We have $x^3 = (y-4)(y+4).$ From $\gcd(y-4,y+4)$ divides $(y+4)-(y-4)=8$ and $y+4\equiv y-4\pmod{8}$ it follows that either $\gcd(y-4,y+4)=1$ or $\gcd(y-4,y+4)=8.$ In either case both $y-4$ and $y+4$ must be cubes. The only cubes with the difference 8 are (-8,0) and (0,8), implying that $y=\pm 4$ and $x=0.$

$ (y-4)(y+4)=x^3$ $ y+4 >y-4$ So we take the perpuses: $ 1)$ $ y+4=x^3,y-4=1$(no integers solutions) $ 2)$ $ y+4=x^2,y-4=x$(no integers solutions) So there are no positives integers solutions...

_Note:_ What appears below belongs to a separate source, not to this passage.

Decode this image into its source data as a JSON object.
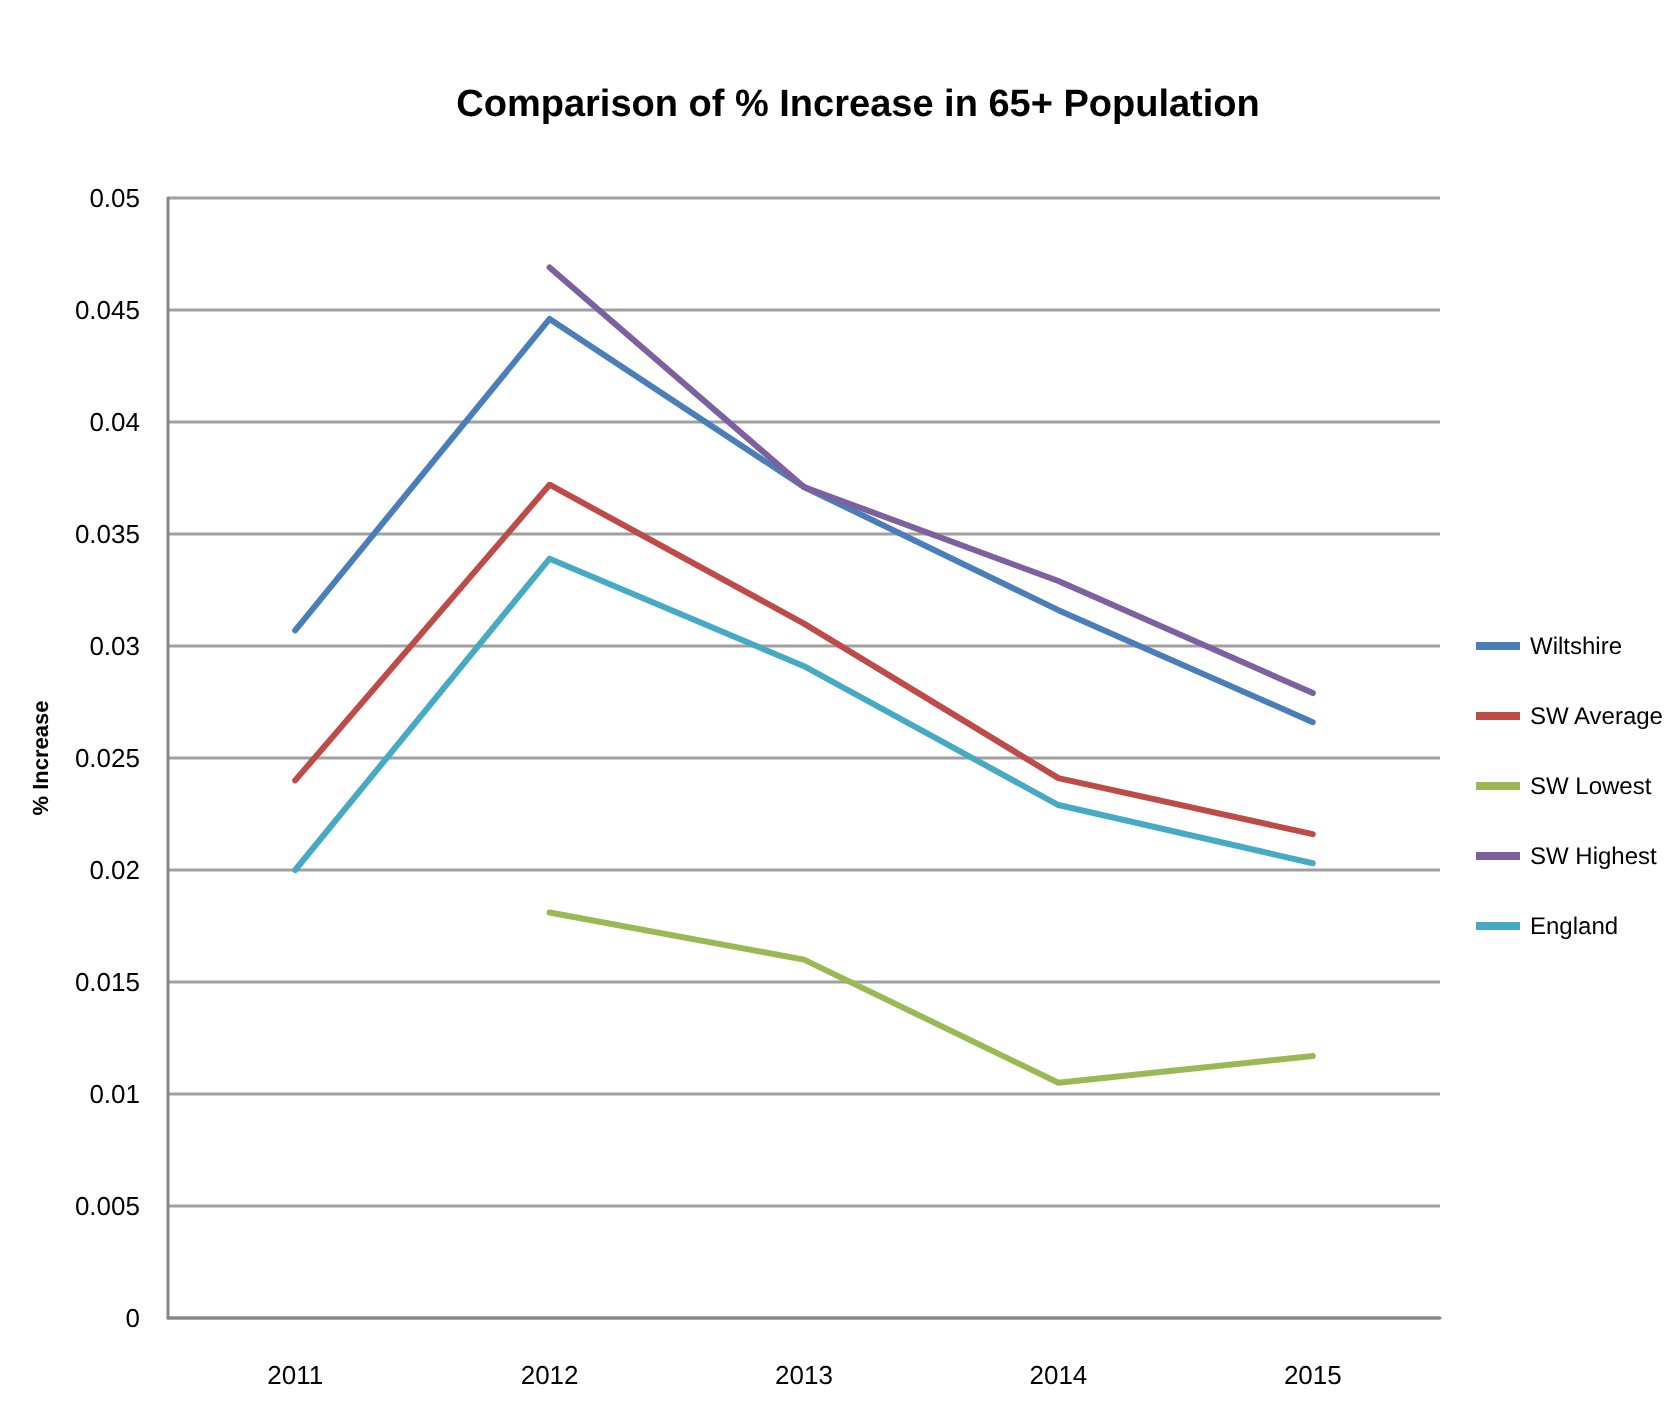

No, dimitris, your reasoning only works for prime x. For example $ 6^3$ can also be factored as $ (2*3^2)*(2^2*3)$ or similar options.

maxal wrote: We have $x^3 = (y-4)(y+4).$ From $\gcd(y-4,y+4)$ divides $(y+4)-(y-4)=8$ and $y+4\equiv y-4\pmod{8}$ it follows that either $\gcd(y-4,y+4)=1$ or $\gcd(y-4,y+4)=8.$ Hello, maxal! If $y=8$, $\gcd(y-4,y+4)=4$ So we have to consider following cases. Case 1)$\gcd(y-4,y+4)=2$ $y-4=2k$, $y+4=2(k+4) (k:odd)$. Since $4k(k+4)=x^3$, $x=2m$.Then $k(k+4)=2m^3$ which is absurd. Case 2)$\gcd(y-4,y+4)=4$ $y-4=4k$, $y+4=4(k+2) (k:odd)$. Since $16k(k+2)=x^3$, $x=4m$.Then $k(k+2)=4m^3$ which is absurd. Thanks, Takeya.O.